Глядит она в гущу усмешек,
вставных никотинных зубов,
то лапой макушку почешет,
то сморщит усталую бровь.

За горькую участь примата
без устали жить средь людей
я ей говорю: «Виновата», –
других не имея идей.


* * *
А ведь было на нашем веку это всё-таки:
перестроечные и полночный «Агдам»,
что-то свежее носится в уличном воздухе, 
и амнистии множатся по городам.

И свобода приходит в расцветшие скверики,
и выходит Улисса большой перевод,
пароходы плывут по высокой Москве-реке,
возвращается Сахаров из несвобод.

Возвращаются частная собственность. В частности,
возвращаются улицам их имена.
Комитет государственной безопасности
возвращает, однако, назад времена.

Почему-то в России всё бедами мазано,
всё кончается лесом предательских рук.
О свободе печати потомкам расскажем мы:
«Это было красиво и кончилось вдруг».


* * *
Так проснуться, чтоб снова рукою коснуться
дорогого, родного лица!
Снова в кухне летают тарелки и блюдца,
тостер сушит два белых хлебца.

Мелет чушь электрическая кофемолка,
кофеварка бурчит. Вьётся дым.
Мир задолго до нас и останется долго.
Надо жить по законам простым.

Повоюем на кухне на полную силу,
ты мне слово, а я тебе – два.
И помиримся, кофе попьём. Ну, вспылила.
Это счастье и есть?
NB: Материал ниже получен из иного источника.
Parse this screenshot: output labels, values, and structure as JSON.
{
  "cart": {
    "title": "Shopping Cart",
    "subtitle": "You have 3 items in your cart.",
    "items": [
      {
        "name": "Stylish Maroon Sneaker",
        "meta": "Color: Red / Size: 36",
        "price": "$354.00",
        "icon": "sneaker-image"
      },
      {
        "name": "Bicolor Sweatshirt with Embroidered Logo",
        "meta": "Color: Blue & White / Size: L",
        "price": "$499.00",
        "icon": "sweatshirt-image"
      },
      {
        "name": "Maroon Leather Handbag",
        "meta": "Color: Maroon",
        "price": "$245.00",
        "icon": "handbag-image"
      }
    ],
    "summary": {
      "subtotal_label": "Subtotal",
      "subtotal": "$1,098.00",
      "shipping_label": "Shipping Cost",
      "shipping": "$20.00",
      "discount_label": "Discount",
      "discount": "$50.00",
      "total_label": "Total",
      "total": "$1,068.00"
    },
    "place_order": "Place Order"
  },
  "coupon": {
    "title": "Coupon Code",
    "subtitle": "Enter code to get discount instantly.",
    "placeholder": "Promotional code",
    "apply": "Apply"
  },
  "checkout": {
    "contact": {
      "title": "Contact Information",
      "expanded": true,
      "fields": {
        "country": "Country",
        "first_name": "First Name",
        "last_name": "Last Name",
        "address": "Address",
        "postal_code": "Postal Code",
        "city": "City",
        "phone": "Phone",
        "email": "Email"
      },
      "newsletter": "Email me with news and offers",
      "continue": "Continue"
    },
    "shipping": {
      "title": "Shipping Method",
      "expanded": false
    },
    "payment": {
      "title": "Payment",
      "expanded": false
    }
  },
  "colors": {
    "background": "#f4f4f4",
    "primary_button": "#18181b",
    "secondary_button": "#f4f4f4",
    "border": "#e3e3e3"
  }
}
Нет и да.


* * * 
У нас поселились две сойки и дятел,
и весь разговор их мне странно понятен:
они приворовывают из кормушки,
он лихо работает в поисках мушки,
невидимой тли, червяка и жука.
И держат они его за дурака.

Забавный дружочек в коричневой шапке,
лечи на деревьях бугры, бородавки,
медведок и слизней выклёвывай в корне,
и листья вздохнут веселей и просторней.
Мелькай, примелькайся средь этих затей!
Скажи, научи меня жить средь людей.


* * *
Будьте живые, будьте живые,
выстойте, выпрямитесь в полный рост,
только, пожалуйста, будьте вы в мире
с жизнью внахлёст.
Будьте живые, и в этом победа,
жизнь потяните, суровую нить.
Это хорошая очень примета –
в самом обычном значении «быть».


КАПОВИЧ, Катя, Бостон. Поэт, прозаик, редактор., автор нескольких книг на русском и английском языках. Публикации в журналаx «Знамя», «Новый мир», «Звезда», «Арион», «Новом журнале» и др. Лауреат национальной литературной премии Библиотеки Конгресса США и «Русской премии».